# Eclipse Eingabesprache verstellt . hmmpf.



## tuxedo (1. Okt 2007)

Hallo,
in letzter Zeit passiert mir das öfters:

Ich programmiere in Eclipse so vor mich hin und auf einmal ist das Tastaturlayout englisch. D.h. ; wird zu < und ö wird zu : etc...

Irgendwie muss ich da eine dumme Tastenkombination erwischen die mir das umstellt. Aber ich konnte diesbezüglich noch nix in erfahrung bringen. Google war bisher auch nicht sehr hilfreich.

Mein bisheriges Workaround: Eclipse beenden und neu starten. Aber mir geht das auf den Zeiger. 
Hat jemand nen Plan was ich da ausversehen drücke und wie man das ohne Eclipse neustart wieder zurück gestellt bekommt?

- Alex


----------



## maki (1. Okt 2007)

Vieleicht liegt's an Windows?

Hast du denn die Language Bar und wenn ja, was zeigt die denn an?


----------



## tuxedo (1. Okt 2007)

Nein, dürfte nicht an Windows liegen: Alle anderen Nicht-Eclipse-Fenster haben nach wie vor deutsche Tastatur. Es ist ausschließlich Eclipse betroffen. 

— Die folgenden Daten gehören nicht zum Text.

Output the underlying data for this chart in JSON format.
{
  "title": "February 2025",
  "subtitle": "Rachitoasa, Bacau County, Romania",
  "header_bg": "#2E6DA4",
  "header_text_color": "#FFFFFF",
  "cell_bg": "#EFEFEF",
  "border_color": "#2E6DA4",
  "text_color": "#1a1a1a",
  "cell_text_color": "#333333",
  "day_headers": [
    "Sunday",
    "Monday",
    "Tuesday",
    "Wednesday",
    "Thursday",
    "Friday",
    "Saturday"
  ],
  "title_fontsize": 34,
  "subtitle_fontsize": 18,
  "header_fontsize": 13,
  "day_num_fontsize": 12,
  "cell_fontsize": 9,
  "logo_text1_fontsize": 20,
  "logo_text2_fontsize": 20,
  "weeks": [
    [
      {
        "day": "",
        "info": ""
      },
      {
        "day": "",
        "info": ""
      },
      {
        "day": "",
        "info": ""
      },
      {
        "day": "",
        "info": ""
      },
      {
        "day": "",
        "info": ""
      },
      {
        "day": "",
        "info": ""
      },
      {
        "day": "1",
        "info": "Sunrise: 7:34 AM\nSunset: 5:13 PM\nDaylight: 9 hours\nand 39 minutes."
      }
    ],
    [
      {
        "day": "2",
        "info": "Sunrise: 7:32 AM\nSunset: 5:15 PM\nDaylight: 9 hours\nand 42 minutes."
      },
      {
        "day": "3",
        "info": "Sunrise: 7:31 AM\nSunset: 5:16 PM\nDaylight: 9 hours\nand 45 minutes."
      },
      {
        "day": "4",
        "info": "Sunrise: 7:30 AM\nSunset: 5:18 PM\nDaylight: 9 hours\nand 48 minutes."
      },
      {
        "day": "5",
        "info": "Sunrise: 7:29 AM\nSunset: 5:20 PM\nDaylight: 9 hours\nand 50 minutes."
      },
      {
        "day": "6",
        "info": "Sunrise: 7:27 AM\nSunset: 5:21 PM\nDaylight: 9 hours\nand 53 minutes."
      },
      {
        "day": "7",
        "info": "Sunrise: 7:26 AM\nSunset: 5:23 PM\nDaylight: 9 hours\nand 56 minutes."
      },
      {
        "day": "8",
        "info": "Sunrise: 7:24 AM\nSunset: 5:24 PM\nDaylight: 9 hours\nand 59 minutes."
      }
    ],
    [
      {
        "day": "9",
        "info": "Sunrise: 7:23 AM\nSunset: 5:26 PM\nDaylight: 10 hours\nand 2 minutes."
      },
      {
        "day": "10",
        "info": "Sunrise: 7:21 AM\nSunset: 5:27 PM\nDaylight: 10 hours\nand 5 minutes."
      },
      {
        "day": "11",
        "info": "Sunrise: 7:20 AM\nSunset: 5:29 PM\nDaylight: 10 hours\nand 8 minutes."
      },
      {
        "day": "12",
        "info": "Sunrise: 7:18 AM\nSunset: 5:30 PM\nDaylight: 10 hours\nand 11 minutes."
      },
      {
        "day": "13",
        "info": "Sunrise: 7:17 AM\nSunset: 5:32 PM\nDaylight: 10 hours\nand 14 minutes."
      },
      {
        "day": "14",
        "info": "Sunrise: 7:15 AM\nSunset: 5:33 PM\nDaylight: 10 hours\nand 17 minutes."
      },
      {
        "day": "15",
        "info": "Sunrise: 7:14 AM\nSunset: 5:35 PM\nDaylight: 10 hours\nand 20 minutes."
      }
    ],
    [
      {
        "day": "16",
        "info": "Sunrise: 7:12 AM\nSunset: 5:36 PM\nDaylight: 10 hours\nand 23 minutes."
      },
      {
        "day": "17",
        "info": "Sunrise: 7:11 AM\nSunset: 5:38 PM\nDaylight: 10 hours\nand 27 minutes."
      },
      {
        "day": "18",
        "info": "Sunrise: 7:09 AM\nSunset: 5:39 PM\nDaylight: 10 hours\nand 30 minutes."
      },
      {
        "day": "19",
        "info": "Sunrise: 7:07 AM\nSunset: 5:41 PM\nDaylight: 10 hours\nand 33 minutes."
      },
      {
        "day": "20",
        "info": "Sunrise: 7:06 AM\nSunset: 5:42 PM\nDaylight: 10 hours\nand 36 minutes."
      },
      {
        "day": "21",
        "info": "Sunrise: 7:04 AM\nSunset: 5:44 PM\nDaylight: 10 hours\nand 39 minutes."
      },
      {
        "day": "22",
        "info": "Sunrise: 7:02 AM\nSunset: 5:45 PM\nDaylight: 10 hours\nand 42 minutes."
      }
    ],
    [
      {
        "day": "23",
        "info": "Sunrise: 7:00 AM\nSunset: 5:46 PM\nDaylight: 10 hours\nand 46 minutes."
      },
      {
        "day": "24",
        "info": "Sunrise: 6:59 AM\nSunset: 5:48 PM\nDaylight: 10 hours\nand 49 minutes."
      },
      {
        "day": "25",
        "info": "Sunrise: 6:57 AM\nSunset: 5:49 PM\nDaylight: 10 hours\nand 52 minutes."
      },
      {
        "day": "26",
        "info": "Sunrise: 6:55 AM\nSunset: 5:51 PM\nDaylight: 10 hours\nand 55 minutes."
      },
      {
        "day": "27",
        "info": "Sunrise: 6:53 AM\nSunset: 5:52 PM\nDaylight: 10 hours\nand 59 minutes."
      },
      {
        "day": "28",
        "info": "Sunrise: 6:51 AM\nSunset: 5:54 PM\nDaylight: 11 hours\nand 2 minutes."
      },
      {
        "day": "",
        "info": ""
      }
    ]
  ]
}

Das Language-Icon in der Startleiste war das erste das ich "entfernt" hatte nach der Windowsinstallation.

- Alex


----------



## maki (1. Okt 2007)

Man kann in Windows mit einer bestimmten Tastenkombination die Tastaursprache für jedes Fenster einzeln ändern 

Sieh doch mal in den Systemeinstellungen nach, da gibt es irgendwo die Möglichekit, sich die Language bar anzeigen zu lassen, dann siehst du gleich woran du bist.


----------



## tuxedo (1. Okt 2007)

Tatsache.. Hab da ein wenig rumgeschaut... "Linke Alt-Taste + Shift" hat wohl die Sprache umgeschalten. Wäre wohl naheliegend dass es das war. Weil mit Alt+Shift+R mache ich häufiger mal eine Umbenennung...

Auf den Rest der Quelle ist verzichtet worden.